La bibliothèque libre.
Le texte de cette page a été corrigé et est conforme au fac-similé.

« Or, avec tout cela, jusqu’en l’année 1823, le roi Guillaume n’avait pas d’héritier direct du sexe masculin. Ce fut donc une grande joie dans le Wurtemberg, lorsque, le sixième jour de mars, le canon annonça la naissance d’un prince royal, qui fut ondoyé, selon le rite luthérien, sous les noms de Charles Frédéric-Alexandre. Le roi voulut retarder la cérémonie du baptême définitif, afin de le faire digne de toute son allégresse, et toutes les cours amies durent être conviées à cette fête nationale qui était en même temps une fête de famille.

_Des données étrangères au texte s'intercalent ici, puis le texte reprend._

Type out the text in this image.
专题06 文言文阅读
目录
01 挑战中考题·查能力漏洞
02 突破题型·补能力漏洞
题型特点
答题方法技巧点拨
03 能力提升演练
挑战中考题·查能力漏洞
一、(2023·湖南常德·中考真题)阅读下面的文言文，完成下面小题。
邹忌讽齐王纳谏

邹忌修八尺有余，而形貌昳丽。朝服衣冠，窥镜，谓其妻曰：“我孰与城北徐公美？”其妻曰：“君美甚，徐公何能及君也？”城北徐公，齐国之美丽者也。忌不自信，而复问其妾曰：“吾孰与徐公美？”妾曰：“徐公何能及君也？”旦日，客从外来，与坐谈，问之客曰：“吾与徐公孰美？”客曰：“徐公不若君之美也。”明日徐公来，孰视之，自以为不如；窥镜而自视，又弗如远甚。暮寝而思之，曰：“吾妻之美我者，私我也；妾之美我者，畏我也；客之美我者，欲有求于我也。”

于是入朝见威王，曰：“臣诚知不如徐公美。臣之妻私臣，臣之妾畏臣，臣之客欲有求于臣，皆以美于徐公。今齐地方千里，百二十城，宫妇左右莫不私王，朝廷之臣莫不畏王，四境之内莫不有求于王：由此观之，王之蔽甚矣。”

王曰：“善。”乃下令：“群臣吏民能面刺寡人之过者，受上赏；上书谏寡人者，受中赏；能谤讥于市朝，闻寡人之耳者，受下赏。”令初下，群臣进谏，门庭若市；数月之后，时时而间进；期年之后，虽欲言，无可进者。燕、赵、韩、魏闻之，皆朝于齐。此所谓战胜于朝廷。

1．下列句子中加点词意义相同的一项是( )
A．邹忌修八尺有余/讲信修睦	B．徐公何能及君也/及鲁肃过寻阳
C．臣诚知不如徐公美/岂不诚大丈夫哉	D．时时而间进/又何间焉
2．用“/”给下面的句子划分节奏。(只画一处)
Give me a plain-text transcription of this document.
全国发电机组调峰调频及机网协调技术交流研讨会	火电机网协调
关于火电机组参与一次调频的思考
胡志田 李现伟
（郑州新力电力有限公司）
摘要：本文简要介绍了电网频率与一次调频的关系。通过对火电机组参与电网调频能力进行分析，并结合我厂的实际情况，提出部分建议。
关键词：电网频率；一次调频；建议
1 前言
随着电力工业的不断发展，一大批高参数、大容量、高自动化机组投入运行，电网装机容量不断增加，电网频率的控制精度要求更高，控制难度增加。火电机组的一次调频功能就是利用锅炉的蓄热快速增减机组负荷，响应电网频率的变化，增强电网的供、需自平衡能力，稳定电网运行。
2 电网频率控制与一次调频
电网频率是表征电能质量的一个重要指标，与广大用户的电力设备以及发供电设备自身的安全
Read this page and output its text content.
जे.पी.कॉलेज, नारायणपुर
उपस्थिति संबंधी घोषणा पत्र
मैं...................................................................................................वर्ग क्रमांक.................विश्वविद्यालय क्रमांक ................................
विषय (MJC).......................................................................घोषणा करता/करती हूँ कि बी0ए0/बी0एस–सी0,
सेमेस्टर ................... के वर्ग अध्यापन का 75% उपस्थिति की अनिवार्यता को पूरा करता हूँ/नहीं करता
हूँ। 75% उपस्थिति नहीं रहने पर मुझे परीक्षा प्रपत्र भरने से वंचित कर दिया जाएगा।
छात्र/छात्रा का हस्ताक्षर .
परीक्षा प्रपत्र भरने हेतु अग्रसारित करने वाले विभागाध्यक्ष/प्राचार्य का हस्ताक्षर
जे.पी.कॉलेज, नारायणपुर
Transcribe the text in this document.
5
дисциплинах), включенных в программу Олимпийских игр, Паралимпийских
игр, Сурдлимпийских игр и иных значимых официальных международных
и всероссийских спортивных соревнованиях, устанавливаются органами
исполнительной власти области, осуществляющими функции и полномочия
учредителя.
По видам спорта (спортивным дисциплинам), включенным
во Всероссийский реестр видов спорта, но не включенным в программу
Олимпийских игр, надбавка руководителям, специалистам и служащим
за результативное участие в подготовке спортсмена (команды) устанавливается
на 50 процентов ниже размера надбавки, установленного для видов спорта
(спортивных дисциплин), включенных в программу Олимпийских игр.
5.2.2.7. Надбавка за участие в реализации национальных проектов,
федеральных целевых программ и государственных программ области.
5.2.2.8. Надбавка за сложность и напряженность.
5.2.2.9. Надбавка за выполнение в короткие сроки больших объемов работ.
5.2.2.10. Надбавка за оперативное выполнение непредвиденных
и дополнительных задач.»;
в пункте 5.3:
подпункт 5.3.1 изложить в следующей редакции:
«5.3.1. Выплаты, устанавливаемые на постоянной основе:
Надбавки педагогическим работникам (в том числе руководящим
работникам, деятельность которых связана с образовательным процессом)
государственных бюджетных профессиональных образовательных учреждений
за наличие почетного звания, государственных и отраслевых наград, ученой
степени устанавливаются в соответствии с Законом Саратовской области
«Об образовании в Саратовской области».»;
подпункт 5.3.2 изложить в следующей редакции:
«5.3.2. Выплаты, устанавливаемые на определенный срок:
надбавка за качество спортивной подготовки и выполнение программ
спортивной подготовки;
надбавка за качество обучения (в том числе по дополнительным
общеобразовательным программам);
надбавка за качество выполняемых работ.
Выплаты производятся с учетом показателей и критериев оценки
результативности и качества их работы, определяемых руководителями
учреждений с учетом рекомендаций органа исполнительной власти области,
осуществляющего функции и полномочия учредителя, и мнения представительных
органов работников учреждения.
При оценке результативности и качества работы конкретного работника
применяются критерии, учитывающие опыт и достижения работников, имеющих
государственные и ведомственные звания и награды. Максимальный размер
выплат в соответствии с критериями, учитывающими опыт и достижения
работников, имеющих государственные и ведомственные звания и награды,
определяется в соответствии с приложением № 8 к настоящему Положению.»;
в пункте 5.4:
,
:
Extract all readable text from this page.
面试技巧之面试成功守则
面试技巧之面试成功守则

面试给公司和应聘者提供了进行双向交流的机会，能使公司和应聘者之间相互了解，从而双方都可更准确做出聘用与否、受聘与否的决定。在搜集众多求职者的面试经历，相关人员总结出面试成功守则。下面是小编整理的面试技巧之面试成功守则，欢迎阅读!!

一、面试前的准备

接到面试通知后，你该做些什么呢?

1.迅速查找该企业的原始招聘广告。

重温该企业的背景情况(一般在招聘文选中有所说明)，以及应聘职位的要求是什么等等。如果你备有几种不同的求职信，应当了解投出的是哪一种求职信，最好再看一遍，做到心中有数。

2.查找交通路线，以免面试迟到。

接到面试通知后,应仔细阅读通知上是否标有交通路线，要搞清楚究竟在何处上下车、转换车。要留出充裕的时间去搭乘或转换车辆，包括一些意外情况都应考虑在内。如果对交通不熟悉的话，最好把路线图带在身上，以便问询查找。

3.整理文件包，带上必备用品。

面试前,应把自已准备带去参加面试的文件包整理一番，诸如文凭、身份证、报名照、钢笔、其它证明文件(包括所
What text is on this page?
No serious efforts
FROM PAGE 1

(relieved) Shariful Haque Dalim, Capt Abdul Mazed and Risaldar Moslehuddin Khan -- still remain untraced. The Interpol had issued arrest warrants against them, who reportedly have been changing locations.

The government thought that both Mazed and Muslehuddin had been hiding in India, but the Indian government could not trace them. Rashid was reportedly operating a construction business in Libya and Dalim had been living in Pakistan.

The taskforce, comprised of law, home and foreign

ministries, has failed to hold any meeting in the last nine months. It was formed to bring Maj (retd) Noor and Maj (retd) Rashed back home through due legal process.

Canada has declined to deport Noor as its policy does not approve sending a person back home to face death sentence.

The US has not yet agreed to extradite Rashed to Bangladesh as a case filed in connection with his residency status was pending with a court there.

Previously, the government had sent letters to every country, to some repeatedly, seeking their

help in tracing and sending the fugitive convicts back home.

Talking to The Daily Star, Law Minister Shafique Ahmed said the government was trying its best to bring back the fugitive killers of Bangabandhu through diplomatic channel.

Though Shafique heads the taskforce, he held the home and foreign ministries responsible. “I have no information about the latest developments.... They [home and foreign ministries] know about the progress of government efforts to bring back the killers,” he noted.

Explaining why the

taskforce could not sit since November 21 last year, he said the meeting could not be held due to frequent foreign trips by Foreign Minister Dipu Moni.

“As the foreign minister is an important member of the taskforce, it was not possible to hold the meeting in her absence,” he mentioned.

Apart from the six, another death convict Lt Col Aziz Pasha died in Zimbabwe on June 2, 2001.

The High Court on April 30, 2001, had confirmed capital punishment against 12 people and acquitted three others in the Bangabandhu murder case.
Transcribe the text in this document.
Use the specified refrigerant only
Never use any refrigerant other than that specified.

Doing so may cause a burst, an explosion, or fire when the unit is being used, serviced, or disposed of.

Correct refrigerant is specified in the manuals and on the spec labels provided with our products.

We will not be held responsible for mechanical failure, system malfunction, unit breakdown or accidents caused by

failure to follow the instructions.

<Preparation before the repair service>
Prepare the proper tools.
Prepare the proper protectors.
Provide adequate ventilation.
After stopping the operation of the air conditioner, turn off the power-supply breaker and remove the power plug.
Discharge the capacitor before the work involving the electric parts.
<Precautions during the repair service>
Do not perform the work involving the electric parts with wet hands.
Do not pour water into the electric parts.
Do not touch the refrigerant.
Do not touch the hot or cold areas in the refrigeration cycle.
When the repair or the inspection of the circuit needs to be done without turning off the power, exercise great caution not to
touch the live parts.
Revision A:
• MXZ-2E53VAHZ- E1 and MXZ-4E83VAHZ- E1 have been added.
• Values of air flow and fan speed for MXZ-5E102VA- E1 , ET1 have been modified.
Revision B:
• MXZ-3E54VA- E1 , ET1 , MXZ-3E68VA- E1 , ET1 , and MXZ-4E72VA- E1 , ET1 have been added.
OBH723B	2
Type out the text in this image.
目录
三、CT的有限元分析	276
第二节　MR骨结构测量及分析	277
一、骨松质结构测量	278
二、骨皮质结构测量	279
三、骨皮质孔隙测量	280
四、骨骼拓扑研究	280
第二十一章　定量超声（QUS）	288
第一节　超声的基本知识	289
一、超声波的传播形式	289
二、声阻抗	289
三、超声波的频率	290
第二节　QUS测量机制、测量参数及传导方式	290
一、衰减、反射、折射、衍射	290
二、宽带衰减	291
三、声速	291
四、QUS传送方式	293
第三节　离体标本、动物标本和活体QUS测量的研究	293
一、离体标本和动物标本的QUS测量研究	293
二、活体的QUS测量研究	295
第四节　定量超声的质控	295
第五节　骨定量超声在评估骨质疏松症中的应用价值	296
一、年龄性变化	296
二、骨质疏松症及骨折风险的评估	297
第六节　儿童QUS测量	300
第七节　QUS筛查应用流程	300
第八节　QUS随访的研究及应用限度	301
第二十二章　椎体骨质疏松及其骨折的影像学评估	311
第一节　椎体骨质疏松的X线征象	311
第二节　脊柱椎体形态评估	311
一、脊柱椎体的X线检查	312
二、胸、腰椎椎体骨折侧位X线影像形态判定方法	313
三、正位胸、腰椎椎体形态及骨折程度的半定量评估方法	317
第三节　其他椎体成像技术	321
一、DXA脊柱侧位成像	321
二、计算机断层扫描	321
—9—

« Nous n’avons plus le temps de ménager nos petits effets de surprise, et d’ailleurs, d’après tout ce qui précède, chacun de vous pourrait deviner que les frères Ténèbre furent de la fête. Mais sous quel prétexte et sous quelle forme ! Je vous prie, mes chers seigneurs et mes belles dames, de ne point jauger ces deux êtres véritablement prodigieux à la mesure de vos imposteurs timides, de vos brigands à cervelle étroite, de vos fantômes dont le rôle puéril se borne à épouvanter gratuitement la faiblesse des femmes et la poltronnerie des petits enfants. Mon avis, je ne vous l’ai pas caché, est que nous sommes ici en face du surnaturel, employant des moyens qui sont en dehors de notre compréhension, pour satisfaire la plus grossière et la plus basse de toutes les passions humaines : la convoitise. Sous ces pierres noires, recouvrant les deux tombes de la plaine du Grand-Waraden, on n’enterra point des corps, mais des péchés capitaux incarnés depuis le commencement du monde. En d’autres lieux doivent être les marbres qui recouvrent ces autres vampires, toujours mourant, mais vivant toujours : l’Ambition, la Colère, la Haine, le Mensonge et l’Orgueil.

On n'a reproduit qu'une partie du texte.